Para os países africanos, ver-se livre dos europeus não significou uma melhoria de sua
situação. Ao contrário: em muitos lugares, a independência provocou guerras ainda
mais sangrentas, que contaram com a participação das antigas metrópoles coloniais. Um
exemplo é a Nigéria. Seis anos após a independência do país, em 1960, os ibos, que
haviam adotado o cristianismo, declararam a secessão do território nigeriano de Biafra.
Foram apoiados por franceses e portugueses, interessados nas ricas reservas de petróleo
da região. Os hauçás e fulanis, muçulmanos que dominavam o cenário político do país,
lutaram pela unidade apoiados pelos ingleses. O resultado foi uma guerra civil em que
quase 1 milhão de nigerianos morreram, a grande maioria de fome – até hoje o país é
palco de embates religiosos e políticos.

Na marra

Não se sabe exatamente quantos grupos étnicos havia na África quando os


colonizadores chegaram, mas acredita-se que fossem por volta de mil. “O que sabemos
sugere que as formações políticas e grupais eram muito mais fluidas e a variação
lingüística era muito maior do que na era colonial”, diz o historiador Keith Shear, do
Centro de Estudos Africanos Ocidentais da Universidade de Birmingham. Línguas
foram adotadas em detrimento de outras, o que provocou o nascimento de elites. “A
chegada de missionários e a introdução de escolas formais fizeram com que dialetos
específicos fossem selecionados para traduzir a Bíblia.

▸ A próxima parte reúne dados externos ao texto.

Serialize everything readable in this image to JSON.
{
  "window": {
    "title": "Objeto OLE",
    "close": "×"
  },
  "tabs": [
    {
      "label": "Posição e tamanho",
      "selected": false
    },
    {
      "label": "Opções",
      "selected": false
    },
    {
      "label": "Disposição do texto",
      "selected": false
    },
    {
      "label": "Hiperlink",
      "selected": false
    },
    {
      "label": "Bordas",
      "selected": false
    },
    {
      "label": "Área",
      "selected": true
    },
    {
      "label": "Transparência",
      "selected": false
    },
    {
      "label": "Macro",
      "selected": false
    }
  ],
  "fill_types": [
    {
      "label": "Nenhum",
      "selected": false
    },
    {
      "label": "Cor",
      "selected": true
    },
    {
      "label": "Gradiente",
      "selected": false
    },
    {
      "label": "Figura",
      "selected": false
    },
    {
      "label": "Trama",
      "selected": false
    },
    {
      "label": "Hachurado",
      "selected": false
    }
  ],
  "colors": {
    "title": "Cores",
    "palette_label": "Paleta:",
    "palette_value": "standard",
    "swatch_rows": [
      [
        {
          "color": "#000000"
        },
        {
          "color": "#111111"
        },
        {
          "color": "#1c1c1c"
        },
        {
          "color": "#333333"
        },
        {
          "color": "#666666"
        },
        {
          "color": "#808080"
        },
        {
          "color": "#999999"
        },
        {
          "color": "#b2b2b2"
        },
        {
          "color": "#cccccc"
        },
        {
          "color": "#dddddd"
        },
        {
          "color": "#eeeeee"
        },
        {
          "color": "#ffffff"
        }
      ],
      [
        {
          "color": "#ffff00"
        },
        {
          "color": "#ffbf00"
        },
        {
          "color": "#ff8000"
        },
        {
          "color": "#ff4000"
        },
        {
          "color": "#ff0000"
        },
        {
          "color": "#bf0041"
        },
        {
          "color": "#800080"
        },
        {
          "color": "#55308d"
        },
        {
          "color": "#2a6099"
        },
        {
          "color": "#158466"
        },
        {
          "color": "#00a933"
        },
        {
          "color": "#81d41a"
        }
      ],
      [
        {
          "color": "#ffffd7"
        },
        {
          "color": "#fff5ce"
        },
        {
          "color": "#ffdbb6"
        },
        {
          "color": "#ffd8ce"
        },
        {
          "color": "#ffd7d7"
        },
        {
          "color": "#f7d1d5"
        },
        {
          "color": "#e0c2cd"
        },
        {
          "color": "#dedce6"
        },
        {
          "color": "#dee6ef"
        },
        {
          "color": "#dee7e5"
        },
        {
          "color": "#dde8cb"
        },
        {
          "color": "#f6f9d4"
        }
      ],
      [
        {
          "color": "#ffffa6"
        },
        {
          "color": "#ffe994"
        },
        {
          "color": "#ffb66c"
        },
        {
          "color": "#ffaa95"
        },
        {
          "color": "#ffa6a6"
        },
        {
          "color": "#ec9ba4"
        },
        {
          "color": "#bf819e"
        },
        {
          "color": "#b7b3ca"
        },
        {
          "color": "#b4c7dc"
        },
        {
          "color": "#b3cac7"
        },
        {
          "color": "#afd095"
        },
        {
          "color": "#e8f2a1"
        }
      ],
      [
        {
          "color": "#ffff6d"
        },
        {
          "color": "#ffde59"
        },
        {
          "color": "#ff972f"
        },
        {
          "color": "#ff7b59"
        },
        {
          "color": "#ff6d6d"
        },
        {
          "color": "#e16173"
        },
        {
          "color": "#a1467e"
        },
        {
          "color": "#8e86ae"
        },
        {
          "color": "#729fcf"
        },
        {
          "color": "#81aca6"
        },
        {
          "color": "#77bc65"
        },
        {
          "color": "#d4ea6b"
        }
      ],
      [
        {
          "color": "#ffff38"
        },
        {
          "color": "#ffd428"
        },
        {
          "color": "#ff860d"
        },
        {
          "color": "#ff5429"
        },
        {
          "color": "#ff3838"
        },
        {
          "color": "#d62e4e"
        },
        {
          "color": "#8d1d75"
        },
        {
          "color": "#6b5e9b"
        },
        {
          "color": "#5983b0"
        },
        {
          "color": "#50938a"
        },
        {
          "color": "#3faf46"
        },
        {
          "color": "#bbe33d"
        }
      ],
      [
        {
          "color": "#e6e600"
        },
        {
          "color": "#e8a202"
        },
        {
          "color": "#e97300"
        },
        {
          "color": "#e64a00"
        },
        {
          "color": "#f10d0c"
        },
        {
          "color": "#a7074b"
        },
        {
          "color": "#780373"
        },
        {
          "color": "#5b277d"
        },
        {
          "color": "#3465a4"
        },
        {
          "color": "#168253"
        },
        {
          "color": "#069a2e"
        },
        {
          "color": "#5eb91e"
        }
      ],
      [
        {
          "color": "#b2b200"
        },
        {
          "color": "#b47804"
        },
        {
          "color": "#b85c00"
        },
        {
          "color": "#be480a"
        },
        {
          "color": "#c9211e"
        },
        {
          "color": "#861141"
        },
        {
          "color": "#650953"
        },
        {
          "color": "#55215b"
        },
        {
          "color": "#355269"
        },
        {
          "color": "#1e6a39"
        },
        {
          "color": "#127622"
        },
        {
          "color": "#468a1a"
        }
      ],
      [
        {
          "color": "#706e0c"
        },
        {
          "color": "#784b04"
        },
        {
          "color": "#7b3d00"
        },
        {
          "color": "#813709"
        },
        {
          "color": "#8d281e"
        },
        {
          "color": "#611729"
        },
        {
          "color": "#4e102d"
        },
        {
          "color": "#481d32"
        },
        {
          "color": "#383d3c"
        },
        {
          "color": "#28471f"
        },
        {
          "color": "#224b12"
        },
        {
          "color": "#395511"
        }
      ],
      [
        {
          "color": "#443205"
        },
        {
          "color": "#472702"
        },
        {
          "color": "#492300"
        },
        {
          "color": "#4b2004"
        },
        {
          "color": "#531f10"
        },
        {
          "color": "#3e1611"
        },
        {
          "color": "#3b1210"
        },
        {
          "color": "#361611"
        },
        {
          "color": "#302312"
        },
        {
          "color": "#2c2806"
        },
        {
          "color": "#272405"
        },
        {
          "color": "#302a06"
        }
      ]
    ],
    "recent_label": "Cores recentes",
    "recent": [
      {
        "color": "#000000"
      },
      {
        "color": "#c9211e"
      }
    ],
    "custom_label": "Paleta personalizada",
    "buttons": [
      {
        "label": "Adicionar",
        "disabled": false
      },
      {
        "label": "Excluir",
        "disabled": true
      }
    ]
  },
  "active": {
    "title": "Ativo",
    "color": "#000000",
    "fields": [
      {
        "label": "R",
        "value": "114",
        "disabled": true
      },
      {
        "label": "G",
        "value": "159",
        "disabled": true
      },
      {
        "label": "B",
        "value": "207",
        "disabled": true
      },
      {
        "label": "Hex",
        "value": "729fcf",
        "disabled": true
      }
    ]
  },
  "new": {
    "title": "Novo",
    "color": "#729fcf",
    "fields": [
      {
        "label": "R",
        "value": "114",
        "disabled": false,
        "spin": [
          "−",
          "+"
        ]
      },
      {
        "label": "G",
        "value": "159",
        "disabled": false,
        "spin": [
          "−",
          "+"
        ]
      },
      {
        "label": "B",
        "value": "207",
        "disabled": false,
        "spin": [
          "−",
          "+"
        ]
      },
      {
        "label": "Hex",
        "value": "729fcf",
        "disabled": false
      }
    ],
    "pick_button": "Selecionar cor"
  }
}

Estabeleceram-se ortografias
oficiais, provocando homogeneidade lingüística”, afirma Shear. Os que falavam a
língua do grupo majoritário tiveram mais facilidades num governo centralizado e
dominado por uma só etnia.

Se por um lado alguns dialetos desapareceram, o mesmo não ocorreu com a diversidade
étnica. “Grupos étnicos não foram eliminados durante o domínio colonial, apesar de os
alemães terem tentado realizar o primeiro genocídio na Namíbia”, diz Paul Nugent.
Teria sido possível, inclusive, o surgimento de outros povos. “Muitos historiadores
defendem a tese de que novos grupos foram criados durante o período colonial, pois as
pessoas começaram a se autodefinir de novas formas. Por exemplo: os ibos da Nigéria e
os ewes de Gana e do Togo apenas passaram a se denominar desse modo durante o
período entre as duas Grandes Guerras Mundiais”, afirma Nugent.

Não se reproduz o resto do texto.